Mind you, this is my first garden, so the whole thing has been an experiment. My thoughts were, “is this shit even gonna grow?”—way back in April when I plunged my hands in the soggy manure-laden soil.
The gardening process has been a labor of love. In the beginning, I weeded every other day and took time to examine each plant in their fragile nascence. If the temperature dropped below 60, I quickly rushed home to cover the boxes. At my first harvest—mostly strawberries and spring greens—I was twitterpated. There’s nothing quite like eating a meal you have grown yourself. The food tastes so fresh! It’s almost as if you can feel the life force you are consuming. You realize how ‘dead’ grocery store produce really is; it’s no wonder when majority of our grocery fruits and veggies travel all the way from equatorial zones so we can be supplied with any and every lifeform we desire 12 months out of the year—its fucked.
In the modern world, we have become desensitized to many natural forces. We have let our seasonal compass rust and in that we have lost a sweet patience and connection to our food that is cultivated alongside the seedlings.
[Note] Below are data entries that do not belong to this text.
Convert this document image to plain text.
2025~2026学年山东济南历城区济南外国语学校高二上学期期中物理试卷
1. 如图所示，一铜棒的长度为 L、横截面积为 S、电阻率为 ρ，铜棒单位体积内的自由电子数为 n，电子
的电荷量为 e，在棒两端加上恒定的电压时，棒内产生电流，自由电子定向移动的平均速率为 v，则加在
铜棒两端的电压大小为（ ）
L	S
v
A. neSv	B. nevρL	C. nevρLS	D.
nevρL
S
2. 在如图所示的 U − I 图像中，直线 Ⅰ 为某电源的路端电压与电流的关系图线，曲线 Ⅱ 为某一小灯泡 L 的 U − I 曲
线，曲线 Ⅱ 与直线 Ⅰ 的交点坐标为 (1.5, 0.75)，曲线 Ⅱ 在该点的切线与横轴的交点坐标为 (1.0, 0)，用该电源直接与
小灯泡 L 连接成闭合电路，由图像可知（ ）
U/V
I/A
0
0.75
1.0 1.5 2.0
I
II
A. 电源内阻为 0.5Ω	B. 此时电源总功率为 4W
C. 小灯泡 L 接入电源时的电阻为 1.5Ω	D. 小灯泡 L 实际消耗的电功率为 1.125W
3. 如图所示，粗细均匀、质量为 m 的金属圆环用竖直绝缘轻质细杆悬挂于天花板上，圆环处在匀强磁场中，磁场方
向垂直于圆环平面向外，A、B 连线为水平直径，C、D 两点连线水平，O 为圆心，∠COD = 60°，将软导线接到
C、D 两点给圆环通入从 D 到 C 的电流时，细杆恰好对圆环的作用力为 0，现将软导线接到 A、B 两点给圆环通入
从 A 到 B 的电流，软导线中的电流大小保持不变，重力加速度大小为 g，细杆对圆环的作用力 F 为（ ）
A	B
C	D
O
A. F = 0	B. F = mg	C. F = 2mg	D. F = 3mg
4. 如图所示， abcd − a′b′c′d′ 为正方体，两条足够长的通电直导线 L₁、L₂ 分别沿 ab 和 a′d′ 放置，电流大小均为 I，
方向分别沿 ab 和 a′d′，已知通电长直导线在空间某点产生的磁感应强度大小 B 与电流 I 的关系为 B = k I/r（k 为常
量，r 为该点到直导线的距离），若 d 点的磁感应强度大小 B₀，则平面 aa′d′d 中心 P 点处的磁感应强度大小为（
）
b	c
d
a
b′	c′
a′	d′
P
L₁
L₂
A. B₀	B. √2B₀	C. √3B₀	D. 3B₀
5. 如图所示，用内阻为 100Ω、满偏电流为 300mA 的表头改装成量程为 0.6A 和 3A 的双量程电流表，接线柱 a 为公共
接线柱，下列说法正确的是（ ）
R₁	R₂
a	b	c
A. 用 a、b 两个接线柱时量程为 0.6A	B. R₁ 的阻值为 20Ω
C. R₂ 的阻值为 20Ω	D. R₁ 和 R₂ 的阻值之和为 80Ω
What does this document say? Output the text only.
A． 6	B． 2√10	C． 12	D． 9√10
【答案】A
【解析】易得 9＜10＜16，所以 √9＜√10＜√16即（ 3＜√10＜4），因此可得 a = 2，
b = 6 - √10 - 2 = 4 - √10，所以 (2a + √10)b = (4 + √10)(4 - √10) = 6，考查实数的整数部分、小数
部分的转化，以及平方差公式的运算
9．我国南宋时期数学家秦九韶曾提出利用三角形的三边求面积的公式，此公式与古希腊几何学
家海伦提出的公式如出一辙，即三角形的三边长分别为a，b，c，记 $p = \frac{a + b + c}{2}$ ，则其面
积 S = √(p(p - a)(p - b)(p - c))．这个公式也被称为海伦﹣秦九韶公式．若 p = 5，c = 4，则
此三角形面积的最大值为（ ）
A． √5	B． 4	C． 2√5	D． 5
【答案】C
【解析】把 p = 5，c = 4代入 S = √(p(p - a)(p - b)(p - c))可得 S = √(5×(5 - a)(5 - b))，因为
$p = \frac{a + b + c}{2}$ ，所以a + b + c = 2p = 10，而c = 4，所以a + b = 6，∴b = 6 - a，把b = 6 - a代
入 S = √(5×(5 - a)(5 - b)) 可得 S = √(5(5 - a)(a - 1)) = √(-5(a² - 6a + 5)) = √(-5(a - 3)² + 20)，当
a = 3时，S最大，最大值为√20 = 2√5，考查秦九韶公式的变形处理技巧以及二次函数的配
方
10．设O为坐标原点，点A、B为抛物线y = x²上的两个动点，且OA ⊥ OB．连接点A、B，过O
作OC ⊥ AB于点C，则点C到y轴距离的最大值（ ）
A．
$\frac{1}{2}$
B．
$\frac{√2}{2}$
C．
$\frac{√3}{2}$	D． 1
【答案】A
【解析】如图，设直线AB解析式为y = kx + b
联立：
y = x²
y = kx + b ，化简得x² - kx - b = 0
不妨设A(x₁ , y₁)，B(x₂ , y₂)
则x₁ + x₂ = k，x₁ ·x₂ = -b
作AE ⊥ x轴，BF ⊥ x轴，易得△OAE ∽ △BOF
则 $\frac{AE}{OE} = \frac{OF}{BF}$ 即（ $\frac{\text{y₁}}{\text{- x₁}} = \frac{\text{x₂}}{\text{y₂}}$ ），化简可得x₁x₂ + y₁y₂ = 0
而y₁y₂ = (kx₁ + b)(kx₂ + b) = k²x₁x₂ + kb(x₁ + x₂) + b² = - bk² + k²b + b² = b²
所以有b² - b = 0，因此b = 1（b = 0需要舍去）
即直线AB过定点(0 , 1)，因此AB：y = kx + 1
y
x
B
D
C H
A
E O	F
There is no greater feeling than waiting for your berries to ripen or the tomatoes to redden, and then gorging for a few weeks at t time. Blackberry-flavored everything and bruschetta for daaaaayze.
Of course, it’s not always flower-children and Indian summer picnics. Nature is a reflection of our own internal seasonal energy—something I have never listened to before but is ripe with lessons. Leading up unto the summer solstice, we are all growing--planning, planting, watering, waiting for the sun to shine and our explosion of energy to begin. I certainly felt this way—manic almost, like I had a fire under my ass and I needed to do everything. In that time, I moved to a new city, got two jobs, a new house full of new roommates, and began training for a marathon—just for shits and giggles. This is spring and early summer energy at its finest.
Now that summer is waning, we’re all exhausted. The plants are dumping their energy into their fruits in a way of sluffing off that long-cultivated energy. Like, ‘here take it all, I’m done.’ We can recognize that same urge ourselves— ‘yeah, I’m ready to layer up for fall and tuck away my SPF.’
We’re over it. A tell-tale sign is the overgrowth that we see happening. At least with me, I went from over-mothering my garden to straight-up negligence. I was like, ‘come one come all—grow however you want.’ And now my garden is a disheveled forest of wiry, too-tall, indistinguishable specimens.
The waning of summer brings an insightful lesson of how things can “grow-over” in life. If you don’t take the time to prune the thoughts, actions, and behaviors that inhibit your full potential—things get overwhelming. We can’t distinguish one root from the next—good and bad.
There’s a difference between maximum growth and maximization of the plant’s properties. Lettuce, for example, if you don’t trim consistently will put all its energy into growing a super high stalk, and give tiny, bitter leaves. Similarly in my life, when I put all my energy into ‘reaching for the sky’, doing everything I possibly can to stay productive, even if it means working 7 days a week—my harvest is a fraction of the quality that it could be. Even though it’s tempting to shoot up as fast as we can, we must take the time to grow-slow, trim unnecessary influences and have faith that seasons cycle.